Là-dessus, M. Lillyvick, qui, pendant tout le cours de son entrevue, avait montré dans ses manières le mélange le plus extraordinaire de précipitation, d’hésitation, de confiance, de doute, d’entraînement, de déception, d’abattement, de présomption, descendit l’escalier et laissa Nicolas rire tout seul à son aise, tant qu’il voudrait.

Sans nous arrêter à rechercher si le jour suivant parut à Nicolas exactement composé du même nombre d’heures et de la même longueur qu’à l’ordinaire, nous demanderons la permission de remarquer au moins que les personnes qui avaient un intérêt plus direct dans la prochaine cérémonie trouvèrent qu’il s’écoula avec une rapidité prodigieuse. Ainsi, quand miss Petowker s’éveilla le lendemain matin dans la chambre de Mlle Snevellicci, elle ne voulut jamais croire qu’elle en fût déjà réellement au jour qui devait éclairer un si grand changement dans sa condition.

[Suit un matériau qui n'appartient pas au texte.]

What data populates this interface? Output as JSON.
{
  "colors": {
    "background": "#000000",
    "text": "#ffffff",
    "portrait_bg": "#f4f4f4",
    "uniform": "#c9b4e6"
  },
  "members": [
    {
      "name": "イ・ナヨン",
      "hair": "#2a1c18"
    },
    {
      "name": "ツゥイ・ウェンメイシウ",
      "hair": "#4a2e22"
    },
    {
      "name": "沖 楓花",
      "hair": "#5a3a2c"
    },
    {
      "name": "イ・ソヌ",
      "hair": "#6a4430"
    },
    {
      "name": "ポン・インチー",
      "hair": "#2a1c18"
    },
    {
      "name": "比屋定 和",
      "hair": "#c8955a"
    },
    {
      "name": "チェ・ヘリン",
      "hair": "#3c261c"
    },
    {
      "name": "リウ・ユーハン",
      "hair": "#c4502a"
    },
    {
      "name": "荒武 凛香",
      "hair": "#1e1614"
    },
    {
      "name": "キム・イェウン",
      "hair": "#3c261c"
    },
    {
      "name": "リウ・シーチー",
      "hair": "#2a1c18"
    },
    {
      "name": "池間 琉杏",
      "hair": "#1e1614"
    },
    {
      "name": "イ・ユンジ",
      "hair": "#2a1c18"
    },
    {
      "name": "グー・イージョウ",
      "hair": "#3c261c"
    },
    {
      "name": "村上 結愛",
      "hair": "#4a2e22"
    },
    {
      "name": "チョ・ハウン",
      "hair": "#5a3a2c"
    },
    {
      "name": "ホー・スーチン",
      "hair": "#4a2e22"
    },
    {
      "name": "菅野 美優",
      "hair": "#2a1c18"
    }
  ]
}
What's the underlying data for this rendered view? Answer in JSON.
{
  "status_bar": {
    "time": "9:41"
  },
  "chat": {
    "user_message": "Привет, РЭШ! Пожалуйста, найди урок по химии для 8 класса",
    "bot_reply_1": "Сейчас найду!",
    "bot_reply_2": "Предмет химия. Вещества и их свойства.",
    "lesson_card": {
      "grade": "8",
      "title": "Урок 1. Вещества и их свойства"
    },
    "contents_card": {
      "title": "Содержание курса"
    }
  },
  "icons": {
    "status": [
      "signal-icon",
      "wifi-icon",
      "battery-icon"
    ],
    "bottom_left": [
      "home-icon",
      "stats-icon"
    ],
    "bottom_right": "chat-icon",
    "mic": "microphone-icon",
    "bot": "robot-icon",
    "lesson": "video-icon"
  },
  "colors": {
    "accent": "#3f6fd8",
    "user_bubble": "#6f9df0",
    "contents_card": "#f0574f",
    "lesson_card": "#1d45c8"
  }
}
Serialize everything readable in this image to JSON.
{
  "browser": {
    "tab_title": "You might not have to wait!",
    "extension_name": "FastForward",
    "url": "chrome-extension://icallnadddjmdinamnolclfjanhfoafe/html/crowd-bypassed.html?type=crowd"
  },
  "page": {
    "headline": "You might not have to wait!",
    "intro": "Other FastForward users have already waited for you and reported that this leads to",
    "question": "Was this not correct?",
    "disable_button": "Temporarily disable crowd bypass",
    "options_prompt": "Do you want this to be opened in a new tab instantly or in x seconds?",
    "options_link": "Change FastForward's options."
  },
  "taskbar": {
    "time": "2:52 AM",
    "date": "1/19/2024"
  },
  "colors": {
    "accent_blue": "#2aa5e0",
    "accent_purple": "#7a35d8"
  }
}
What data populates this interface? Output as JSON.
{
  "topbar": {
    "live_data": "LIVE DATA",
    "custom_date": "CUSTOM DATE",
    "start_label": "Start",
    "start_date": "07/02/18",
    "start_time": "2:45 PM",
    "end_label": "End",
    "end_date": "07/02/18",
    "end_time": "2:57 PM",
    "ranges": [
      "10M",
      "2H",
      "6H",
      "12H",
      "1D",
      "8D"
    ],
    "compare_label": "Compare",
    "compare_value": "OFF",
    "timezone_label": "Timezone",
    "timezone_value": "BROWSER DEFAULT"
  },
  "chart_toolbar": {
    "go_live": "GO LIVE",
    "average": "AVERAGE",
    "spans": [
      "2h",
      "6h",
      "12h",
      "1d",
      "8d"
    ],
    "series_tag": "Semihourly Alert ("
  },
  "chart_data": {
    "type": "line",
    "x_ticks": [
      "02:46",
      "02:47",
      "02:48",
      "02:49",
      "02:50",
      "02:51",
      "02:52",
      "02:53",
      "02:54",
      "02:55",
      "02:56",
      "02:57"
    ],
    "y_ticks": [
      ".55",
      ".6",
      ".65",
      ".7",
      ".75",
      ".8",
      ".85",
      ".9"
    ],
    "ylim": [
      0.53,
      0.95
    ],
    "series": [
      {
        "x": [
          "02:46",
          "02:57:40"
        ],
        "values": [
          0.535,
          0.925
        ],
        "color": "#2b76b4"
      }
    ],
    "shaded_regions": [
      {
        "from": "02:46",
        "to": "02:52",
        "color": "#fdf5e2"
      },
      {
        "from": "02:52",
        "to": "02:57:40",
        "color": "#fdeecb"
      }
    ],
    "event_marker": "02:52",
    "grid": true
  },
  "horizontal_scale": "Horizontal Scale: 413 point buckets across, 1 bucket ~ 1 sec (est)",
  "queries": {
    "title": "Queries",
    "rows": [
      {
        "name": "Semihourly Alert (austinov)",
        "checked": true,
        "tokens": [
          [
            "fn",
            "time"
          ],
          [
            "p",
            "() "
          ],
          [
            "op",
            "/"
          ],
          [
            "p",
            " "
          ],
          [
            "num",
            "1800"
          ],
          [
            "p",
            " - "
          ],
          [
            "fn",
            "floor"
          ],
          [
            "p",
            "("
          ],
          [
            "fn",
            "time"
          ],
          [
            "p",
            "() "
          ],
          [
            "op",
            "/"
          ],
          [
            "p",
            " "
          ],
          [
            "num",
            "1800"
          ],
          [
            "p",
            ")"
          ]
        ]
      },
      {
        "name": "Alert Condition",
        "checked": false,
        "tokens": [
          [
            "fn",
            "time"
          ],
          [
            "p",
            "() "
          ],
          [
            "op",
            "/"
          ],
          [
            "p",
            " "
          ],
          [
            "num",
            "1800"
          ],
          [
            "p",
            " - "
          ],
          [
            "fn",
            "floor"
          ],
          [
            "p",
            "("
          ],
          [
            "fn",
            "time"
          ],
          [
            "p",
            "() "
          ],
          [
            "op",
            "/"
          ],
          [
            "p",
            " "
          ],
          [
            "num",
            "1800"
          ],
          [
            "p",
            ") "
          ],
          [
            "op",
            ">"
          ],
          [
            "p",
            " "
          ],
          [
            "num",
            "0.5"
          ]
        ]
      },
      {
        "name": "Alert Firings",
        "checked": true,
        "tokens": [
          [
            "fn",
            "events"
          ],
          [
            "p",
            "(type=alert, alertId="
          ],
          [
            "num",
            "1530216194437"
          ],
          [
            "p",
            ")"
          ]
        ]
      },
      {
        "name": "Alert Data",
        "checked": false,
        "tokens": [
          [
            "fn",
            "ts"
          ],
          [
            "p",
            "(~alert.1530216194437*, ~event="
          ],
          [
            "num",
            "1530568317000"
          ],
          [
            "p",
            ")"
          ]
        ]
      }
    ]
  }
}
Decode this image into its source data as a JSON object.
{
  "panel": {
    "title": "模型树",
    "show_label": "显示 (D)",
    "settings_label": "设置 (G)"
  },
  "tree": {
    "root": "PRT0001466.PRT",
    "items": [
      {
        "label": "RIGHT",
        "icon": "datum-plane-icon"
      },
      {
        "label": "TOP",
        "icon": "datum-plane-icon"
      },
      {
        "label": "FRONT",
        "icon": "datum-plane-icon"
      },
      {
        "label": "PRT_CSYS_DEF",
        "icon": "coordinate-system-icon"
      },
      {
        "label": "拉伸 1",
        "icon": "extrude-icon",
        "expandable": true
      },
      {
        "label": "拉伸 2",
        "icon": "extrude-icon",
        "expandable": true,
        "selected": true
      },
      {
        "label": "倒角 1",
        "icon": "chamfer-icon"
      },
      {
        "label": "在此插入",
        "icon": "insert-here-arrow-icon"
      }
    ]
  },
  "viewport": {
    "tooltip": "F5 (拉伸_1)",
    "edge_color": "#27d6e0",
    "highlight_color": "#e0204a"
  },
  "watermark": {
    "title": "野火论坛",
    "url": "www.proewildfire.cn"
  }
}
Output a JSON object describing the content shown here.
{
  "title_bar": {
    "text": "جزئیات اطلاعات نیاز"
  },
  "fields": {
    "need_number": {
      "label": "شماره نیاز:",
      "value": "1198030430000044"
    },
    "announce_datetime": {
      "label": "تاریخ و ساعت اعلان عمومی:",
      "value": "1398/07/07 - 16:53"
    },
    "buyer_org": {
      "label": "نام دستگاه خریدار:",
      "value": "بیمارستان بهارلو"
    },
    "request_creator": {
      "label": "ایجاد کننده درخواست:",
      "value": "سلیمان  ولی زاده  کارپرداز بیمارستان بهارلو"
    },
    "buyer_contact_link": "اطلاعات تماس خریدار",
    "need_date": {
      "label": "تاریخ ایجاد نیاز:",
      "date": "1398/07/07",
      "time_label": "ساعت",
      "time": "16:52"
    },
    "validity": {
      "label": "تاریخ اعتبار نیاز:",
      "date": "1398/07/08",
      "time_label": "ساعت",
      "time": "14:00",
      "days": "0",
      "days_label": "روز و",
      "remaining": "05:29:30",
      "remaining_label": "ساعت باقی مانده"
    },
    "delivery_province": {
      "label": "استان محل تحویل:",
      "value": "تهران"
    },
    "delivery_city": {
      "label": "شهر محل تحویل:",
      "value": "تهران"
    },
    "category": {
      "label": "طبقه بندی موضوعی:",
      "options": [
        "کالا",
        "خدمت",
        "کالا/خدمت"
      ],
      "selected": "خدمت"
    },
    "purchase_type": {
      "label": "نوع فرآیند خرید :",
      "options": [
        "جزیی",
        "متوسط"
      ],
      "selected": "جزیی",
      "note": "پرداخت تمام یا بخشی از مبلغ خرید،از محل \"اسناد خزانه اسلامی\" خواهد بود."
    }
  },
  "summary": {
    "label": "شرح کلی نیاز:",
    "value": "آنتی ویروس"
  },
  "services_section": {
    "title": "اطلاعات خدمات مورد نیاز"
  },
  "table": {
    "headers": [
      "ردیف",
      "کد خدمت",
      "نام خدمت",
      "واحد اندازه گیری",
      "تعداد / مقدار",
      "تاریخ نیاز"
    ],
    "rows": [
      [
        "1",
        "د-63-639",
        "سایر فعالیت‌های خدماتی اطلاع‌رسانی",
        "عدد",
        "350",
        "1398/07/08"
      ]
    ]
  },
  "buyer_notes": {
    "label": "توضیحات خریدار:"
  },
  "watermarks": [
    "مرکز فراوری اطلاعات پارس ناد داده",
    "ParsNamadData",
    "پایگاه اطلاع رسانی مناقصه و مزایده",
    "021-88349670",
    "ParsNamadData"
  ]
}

« Non, je ne le croirai jamais, dit-elle ; réellement ce n’est pas possible ; vous aurez beau dire, je ne pourrai jamais me décider à consommer un pareil sacrifice. »

À ces mots, Mlle Snevellicci et Mlle Ledrook, qui savaient parfaitement qu’il y avait déjà trois ou quatre ans que leur belle amie était décidée à faire de gaieté de cœur, aussitôt qu’on voudrait, ce terrible sacrifice, et qu’il ne lui avait manqué que la rencontre d’un monsieur un peu sortable pour le consommer, se mirent à lui prêcher le courage et la fermeté ; à lui faire sentir combien elle devait être fière de se voir à même de faire à tout jamais le bonheur d’un objet digne de son choix ; combien il était nécessaire à la béatitude de l’espèce humaine en général, que les femmes, en pareille occasion, s’armassent de courage et de résignation ; elles-mêmes, et toutes persuadées qu’elles étaient que la véritable félicité consistait dans le célibat, qu’elles ne voudraient pas changer pour tout l’or du monde, cependant, grâce à Dieu, si jamais elles devaient en venir là à leur tour, elles avaient l’espérance de connaître trop bien alors leur devoir pour s’y soustraire ; elles ne s’en soumettraient qu’avec plus de douceur et d’humilité de cœur à une destinée que la Providence leur aurait visiblement imposée pour le contentement et la récompense de leurs frères et de leurs semblables.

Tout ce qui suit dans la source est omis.